Sophie Wilmès a définitivement démissionné de son poste de ministre des Affaires étrangères

Sophie Wilmès (MR), vice-première ministre et ministre des Affaires étrangères, a démissionné du gouvernement fédéral. Elle s’était auparavant mise en retrait pour s’occuper de son mari, qui souffre d’une maladie grave.

Le 21 avril, Sophie Wilmès annonçait qu’elle démissionnait temporairement de ses fonctions au sein du gouvernement fédéral. « La vie prend parfois des tournants douloureux, malheureusement. Aujourd’hui, la maladie est soudainement entrée dans nos vies, en particulier celle de mon mari, Christopher. Comme beaucoup trop d’hommes, de femmes et même d’enfants, il doit lutter contre un cancer du cerveau agressif », avait-t-elle écrit dans un communiqué de presse.

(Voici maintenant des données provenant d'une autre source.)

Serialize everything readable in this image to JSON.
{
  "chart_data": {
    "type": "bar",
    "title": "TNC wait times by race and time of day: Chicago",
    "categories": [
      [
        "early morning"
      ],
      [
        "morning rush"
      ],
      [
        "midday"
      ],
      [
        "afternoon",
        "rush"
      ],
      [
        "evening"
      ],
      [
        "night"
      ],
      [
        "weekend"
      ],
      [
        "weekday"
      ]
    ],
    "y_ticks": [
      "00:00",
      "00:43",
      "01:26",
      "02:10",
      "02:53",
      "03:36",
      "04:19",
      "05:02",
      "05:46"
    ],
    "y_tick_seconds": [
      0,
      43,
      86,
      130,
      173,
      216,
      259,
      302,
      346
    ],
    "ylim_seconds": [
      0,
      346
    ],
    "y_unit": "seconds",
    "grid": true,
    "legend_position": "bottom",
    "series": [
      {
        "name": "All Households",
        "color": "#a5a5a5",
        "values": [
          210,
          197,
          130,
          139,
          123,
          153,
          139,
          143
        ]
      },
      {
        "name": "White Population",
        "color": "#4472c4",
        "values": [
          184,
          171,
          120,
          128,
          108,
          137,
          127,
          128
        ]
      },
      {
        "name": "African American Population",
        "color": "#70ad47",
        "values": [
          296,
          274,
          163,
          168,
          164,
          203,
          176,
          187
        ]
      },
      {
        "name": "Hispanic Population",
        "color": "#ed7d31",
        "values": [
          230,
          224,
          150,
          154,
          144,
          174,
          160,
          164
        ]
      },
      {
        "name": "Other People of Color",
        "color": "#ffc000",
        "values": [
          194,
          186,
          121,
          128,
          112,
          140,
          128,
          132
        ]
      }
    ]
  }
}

Entre-temps, le Premier ministre Alexander De Croo (Open Vld) avait repris les Affaires étrangères, sa compétence la plus importante. Ses partenaires de gouvernement lui reprochaient d’ailleurs souvent de plus s’occuper de cette fonction que de son poste de Premier ministre. David Clarinval (MR) est devenu vice-premier ministre temporaire et a également repris les autres fonctions de Wilmès, tandis que son collègue de parti Mathieu Michel, secrétaire d’État à la Numérisation, était responsable des institutions culturelles fédérales.

Démission

« La maladie de mon mari sera un combat difficile que je veux mener à ses côtés et aux côtés de nos enfants », a déclaré l’ancienne Première ministre dans un nouveau communiqué de presse. « Mes fonctions actuelles au sein du gouvernement ne me le permettraient pas ». Ce matin, Wilmès a informé le Premier ministre De Croo de sa décision, puis s’est rendu auprès du roi Philippe pour lui présenter sa démission.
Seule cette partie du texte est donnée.